The story is told that two businessmen stood on a Port Hope, Ontario street corner as a little man carrying a saw walked by. One of the businessmen said, “Now there is a man who is happy with his lot in life. I wish I could know his joy. Perhaps I can get him to cut my winter’s supply of wood.” The other businessman replied, “I know that man. He would not cut your firewood. He cuts wood only for the financially destitute and for those who are physically handicapped and cannot cut their own firewood.”

Ten years after Eliza died, Scriven received word that his mother had become very ill. Because of his vow of poverty, he did not have the financial means to go home to help care for her. Heartsick, and feeling a need to reach out to her, he wrote a comforting letter, enclosing the words of his newly written poem, with the prayer that these brief lines would remind her of a never failing friend she had in Jesus.

Sometime later when Joseph Scriven himself became ill, a friend who came to call on him happened to see a copy of words scribbled on a scratch piece of paper near his bed. After reading the scribbled words the friend asked, “Who wrote these beautiful words?” Scriven’s reply: “The Lord and I did it between us.”

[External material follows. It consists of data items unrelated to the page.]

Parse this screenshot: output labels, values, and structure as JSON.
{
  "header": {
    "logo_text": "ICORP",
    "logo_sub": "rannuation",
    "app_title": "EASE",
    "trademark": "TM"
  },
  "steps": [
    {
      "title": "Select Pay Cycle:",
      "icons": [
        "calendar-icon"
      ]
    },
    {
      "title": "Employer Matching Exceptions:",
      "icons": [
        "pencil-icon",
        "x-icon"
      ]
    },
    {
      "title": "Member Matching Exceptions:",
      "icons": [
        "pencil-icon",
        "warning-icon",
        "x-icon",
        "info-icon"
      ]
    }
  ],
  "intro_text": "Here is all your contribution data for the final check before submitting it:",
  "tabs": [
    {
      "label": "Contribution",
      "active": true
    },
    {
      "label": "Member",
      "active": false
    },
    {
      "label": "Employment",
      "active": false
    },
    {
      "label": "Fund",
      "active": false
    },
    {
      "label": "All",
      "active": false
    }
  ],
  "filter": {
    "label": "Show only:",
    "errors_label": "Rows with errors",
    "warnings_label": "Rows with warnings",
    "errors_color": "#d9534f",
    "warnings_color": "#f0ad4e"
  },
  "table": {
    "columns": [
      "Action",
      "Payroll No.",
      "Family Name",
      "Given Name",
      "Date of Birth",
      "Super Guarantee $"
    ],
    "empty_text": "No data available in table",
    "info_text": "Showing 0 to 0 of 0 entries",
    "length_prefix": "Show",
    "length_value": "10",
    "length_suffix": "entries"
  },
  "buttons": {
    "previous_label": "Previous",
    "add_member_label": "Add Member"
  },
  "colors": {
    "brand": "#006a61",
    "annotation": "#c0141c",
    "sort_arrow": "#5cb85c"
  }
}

These are those scribbled words…

What a Friend we have in Jesus,
All our sins and griefs to bear!
What a privilege to carry
Everything to God in prayer!
O what peace we often forfeit,
O what needless pain we bear,
All because we do not carry
Everything to God in prayer!

Have we trials and temptations?
Is there trouble anywhere?
We should never be discouraged,
Take it to the Lord in prayer.
Can we find a friend so faithful
Who will all our sorrows share?
Jesus knows our every weakness,
Take it to the Lord in prayer.

Are we weak and heavy-laden,
Cumbered with a load of care?
Precious Savior, still our refuge—
Take it to the Lord in prayer;
Do thy friends despise, forsake thee?
Take it to the Lord in prayer;
In His arms He’ll take and shield
Thou wilt find a solace there.

Ironically, in 1886, Joseph Scriven drowned in a Canadian lake. He did not live to see his song carried to every corner of the globe, nor could he had ever imagined that we would be talking about him and those scribbled words today.